Settlers of Catan is a well established strategy game with a number of different variations available. It revolves around simple resource management and has a board that is constructed afresh for each time you play it. We were introduced to Settlers by some friends, and immediately had to buy ourselves a set, as we enjoyed it so much and could see that our family would love it too.

Kits and Expansions

The basic Settlers box costs around GBP25, but if, like us, you regularly play with a family of more than four people, you will also want the 5/6 player expansion pack, for a further GBP15. This does make the game seem quite expensive but we still think it is worth it. As well as the original Settlers of Catan, you can buy the Seafarers, Cities and Knights, and Traders and Barbarians extensions to the game, which add extra dimensions. There are rule variations for playing with larger groups of people and these are clearly explained in the extension packs.

Getting Started

Game set-up can take a while until you get used to it. The board is built up of hexagonal pieces which join together like a jigsaw, and while there is a suggested set-up for these, you can in fact play with them in any configuration that you like, which means that the game can potentially be completely different each time you play. There are a lot of rules, and again, in the first instance these do seem a bit overwhelming, but once you have played the game a couple of times the gameplay is actually quite simple. The game comes with a great Almanac which describes all the complexities of the game very clearly.

Playing the Game

Settlers of Catan is a combination of strategy and resource management. You need the right materials to build houses and roads and gain victory points. The luck of the dice throw drives these resources and determines how many settlements and roads you can build, which in turn accrue more resources. These can then be used to purchase other materials or special cards which develop your settlement.

The gameplay is enhanced by the way that on your turn, if you don’t have the resources you need in order to do what you need to do, you can barter with other players, offer card exchanges, and haggle about what you need in order to make the game work for you. This particular facet of the game means that it often takes ages to get through a turn in our family!
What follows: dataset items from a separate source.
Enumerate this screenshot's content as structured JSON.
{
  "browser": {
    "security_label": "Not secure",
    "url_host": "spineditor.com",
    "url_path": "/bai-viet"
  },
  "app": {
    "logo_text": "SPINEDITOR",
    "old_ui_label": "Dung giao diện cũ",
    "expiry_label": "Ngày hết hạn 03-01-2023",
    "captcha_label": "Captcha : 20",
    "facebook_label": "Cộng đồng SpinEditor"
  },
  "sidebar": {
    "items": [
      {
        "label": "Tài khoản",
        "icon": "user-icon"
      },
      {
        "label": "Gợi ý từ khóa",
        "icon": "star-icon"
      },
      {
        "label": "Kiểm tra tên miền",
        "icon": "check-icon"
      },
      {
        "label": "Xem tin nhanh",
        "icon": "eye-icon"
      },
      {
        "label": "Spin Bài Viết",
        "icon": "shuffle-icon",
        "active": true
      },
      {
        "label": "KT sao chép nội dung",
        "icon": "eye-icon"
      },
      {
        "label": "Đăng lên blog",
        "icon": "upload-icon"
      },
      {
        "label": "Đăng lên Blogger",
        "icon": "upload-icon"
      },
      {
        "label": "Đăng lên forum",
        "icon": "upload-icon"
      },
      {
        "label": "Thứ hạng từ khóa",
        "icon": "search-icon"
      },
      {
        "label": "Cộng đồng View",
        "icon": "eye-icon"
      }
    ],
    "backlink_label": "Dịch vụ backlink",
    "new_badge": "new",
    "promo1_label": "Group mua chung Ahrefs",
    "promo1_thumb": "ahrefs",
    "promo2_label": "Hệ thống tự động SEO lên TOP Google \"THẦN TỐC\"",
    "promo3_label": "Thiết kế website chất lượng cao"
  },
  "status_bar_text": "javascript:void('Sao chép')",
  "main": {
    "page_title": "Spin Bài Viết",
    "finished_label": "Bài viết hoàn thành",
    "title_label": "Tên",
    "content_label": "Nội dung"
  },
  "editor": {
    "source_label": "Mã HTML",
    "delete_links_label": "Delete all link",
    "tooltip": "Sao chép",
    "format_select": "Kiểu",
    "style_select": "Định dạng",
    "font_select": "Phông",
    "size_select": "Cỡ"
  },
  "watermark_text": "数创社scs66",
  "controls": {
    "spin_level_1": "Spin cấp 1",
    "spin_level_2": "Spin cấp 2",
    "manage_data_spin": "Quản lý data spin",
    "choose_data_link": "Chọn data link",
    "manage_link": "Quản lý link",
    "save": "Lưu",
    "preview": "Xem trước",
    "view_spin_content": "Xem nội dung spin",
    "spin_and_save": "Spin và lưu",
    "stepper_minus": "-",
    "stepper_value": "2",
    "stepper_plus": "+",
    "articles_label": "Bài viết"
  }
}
One of our kids will never deal with other people, while another one of them will take ages bargaining for resources in order to get the cards that they need.

We particularly like the little wooden pieces in Settlers of Catan – there are three sorts: roads, settlements and cities. The last time that we played the game, as well as the game itself we ended up having lots of entertainment from sculptures made with the game pieces, but I suspect that was largely due to the drinks we enjoyed at the same time as playing the game!

The outcome of the game is decided by ‘Victory Points’, which each player keeps track of. These can be earned through the development cards that you buy, having the longest road, the biggest army, or the most cities in your settlement. As there are so many different ways to gain Victory Points, each player does have a lot of tactical decisions to make.

How Long and How Old

The game can take a good few hours to play if you have some determined players not willing to trade freely. As it is a fairly complex game in many ways, the age recommendation of 8+ is a good guide, and there is a separate ‘Kids of Catan’ set available for younger players.


The game really is unique, unlike any other board games we have played before. It has remained a firm favourite both with our children and at adult dinner parties too. It’s less prescriptive than Monopoly, and less cut-throat than Risk – and more interesting than both of them! Gameplay takes around an hour and a half to complete with five or six people, which is about right for us. We think its real strength is in the way the board and dice work together to make the game different each time. If you still want more, you can play online at, or even on your iPhone!